É fato que Martín-Barbero entende os fenômenos do novo século também por intermédio da informação. Ele entende que o que acontece na atual 'sociedade da informação' é a forma de relação entre processos simbólicos e as formas de distribuição dos bens e serviços.
Mas está evidente que informação é algo distinto do que se investiga aqui. O conceito de comunicação fica mais claro quando se explica as relações sociais.
A sociabilidade dá nome à trama de relações cotidianas que tecem os homens ao se juntar, e nas quais se ancoram os processos primários de interpelação e constituição do sujeito e identidades. Isto é o que constitui o sentido de comunicação como questão de fins e não só de meios, enquanto mundo da vida que se insere, e desde onde opera, a práxis comunicativa. No comunicar, mobilizam-se e se expressam dimensões básicas do ser social: tanto aquelas desde as quais as coletividades se constrói e permanece, tecendo as negociações cotidianas com o poder, como aquelas outras nas quais eclode a luta pra minar a ordem. (MARTÍN-BARBERO, 2004, p. 231)

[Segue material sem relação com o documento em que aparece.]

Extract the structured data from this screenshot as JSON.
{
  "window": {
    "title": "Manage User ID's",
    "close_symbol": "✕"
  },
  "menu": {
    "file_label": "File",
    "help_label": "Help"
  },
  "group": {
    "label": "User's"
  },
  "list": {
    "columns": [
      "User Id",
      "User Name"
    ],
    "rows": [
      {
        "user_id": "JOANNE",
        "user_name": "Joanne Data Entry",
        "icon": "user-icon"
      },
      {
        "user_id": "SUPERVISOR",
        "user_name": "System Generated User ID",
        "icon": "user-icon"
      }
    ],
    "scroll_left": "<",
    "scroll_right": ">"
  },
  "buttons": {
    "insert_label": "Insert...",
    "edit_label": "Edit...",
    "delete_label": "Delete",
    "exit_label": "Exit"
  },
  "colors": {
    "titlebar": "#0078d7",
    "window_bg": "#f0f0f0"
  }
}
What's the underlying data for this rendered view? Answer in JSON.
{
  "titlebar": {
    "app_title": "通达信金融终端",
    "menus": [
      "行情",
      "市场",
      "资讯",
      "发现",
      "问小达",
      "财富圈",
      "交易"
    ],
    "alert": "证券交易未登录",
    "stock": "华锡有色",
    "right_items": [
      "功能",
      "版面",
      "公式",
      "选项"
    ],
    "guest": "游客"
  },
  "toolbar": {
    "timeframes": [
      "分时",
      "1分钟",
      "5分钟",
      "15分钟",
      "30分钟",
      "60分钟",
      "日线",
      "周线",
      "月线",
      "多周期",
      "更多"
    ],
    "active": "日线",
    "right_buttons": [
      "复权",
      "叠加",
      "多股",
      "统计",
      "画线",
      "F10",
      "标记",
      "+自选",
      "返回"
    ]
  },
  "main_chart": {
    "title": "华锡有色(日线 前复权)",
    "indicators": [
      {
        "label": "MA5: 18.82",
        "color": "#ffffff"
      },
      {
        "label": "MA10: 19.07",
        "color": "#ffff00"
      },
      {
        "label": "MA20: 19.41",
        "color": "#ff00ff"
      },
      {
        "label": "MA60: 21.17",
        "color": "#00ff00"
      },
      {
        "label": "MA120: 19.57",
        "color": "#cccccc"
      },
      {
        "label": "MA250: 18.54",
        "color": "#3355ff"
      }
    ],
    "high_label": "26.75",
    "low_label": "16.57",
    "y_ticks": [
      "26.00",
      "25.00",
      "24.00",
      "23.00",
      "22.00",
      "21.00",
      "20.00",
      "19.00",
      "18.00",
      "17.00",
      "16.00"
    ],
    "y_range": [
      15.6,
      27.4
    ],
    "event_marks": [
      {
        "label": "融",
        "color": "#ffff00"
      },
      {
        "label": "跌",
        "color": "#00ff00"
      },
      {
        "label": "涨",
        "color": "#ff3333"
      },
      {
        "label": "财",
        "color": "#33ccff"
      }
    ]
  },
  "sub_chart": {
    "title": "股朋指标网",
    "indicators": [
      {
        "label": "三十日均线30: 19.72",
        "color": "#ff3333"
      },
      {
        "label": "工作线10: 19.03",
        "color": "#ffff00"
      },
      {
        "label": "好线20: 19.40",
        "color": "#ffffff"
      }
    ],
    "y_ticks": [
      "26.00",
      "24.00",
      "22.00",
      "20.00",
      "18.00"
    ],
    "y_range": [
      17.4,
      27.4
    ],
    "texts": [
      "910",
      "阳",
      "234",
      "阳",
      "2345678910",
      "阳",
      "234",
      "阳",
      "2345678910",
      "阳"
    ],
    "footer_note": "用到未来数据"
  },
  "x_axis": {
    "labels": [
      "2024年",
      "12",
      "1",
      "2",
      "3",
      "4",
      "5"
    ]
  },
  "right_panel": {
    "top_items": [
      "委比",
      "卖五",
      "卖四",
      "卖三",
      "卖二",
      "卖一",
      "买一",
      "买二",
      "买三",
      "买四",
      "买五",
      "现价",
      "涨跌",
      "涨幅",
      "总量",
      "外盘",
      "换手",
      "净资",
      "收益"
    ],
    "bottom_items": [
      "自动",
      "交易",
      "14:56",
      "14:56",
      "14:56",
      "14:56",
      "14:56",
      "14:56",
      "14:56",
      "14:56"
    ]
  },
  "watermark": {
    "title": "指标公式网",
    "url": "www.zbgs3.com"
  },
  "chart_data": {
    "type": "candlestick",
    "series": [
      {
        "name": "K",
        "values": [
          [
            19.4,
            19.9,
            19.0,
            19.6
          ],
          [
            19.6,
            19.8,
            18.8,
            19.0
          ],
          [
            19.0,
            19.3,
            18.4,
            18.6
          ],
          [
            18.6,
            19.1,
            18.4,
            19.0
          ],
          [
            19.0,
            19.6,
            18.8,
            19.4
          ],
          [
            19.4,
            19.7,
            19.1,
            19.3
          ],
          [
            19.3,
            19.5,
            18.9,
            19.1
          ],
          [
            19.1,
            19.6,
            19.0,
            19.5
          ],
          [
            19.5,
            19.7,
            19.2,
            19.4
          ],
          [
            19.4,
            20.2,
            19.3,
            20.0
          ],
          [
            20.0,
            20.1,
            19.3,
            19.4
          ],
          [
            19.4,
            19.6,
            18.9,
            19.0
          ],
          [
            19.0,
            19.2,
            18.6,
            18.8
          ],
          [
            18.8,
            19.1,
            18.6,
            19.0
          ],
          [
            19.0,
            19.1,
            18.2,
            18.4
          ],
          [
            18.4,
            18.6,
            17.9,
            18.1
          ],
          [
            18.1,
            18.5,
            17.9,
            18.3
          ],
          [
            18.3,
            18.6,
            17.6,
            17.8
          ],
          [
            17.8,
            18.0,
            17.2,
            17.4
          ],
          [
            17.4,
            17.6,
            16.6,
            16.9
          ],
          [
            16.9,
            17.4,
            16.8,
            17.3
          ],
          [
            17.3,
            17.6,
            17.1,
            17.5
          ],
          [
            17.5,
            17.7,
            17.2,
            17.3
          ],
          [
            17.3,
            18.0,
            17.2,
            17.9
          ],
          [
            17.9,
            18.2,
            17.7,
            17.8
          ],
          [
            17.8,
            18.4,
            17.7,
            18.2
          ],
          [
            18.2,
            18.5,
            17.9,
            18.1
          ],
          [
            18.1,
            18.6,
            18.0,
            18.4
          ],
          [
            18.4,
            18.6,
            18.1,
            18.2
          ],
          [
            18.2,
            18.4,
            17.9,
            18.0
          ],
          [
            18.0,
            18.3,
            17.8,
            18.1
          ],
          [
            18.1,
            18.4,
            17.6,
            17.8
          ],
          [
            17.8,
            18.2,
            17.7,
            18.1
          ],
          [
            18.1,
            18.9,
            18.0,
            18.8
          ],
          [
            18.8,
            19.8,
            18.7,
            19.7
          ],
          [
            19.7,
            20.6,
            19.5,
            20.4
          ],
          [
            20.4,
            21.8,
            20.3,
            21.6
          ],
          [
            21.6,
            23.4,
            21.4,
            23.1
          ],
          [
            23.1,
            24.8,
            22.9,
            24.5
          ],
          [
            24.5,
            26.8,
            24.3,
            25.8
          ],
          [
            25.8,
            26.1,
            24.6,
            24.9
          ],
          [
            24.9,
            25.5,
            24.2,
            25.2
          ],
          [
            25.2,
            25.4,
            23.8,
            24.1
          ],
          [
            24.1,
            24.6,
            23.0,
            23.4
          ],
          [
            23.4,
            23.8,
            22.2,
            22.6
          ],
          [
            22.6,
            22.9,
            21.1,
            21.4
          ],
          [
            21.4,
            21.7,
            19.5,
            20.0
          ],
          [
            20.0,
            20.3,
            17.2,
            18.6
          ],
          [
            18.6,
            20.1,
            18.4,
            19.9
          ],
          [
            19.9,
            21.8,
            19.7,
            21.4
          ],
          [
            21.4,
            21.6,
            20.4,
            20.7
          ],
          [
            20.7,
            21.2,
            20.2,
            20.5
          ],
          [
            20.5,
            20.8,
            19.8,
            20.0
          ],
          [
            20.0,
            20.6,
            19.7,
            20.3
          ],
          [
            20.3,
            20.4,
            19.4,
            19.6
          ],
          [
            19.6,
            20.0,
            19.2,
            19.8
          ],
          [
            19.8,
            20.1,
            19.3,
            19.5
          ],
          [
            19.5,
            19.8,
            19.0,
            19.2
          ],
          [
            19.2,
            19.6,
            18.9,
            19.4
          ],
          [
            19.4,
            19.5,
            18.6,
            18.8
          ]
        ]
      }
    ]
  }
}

Em outras palavras, as interações de sentido negociado é o que constituem a comunicação em Martín-Barbero. Perspectiva que ganha importância no processo de mediação, na interação face a face, na recepção, na sociabilidade praticada na família, no bairro, em outras instituições sociais, e ainda, no engendrar das tecnologias, dos meios como produtores, reprodutores e alimentadores de sentidos.
Um ponto interessante dessa passagem é o uso das expressões: práxis comunicativa e mundo da vida. Não existe coincidência nas cartografias do suporte barberiano. Apesar de criticar, o filósofo o tempo inteiro busca sua ancoragem em Habermas. Por esse motivo, no sentido de pensar a comunicação, Marcondes Filho (2008) os coloca de um mesmo lado.
Entretanto, Martín-Barbero (2004) revela uma visão que parece ter coerência, em relação ao processo do poder. A partir de Gramsci, essa relação entende o poder de duas formas tencionais: pela repressão/força e pela hegemonia. Essa última acontece pela cumplicidade, sedução e fascinação. Por esse motivo pensar a sociedade atual, apenas pelo consenso e pela ausência de tecnologias, é quase impossível.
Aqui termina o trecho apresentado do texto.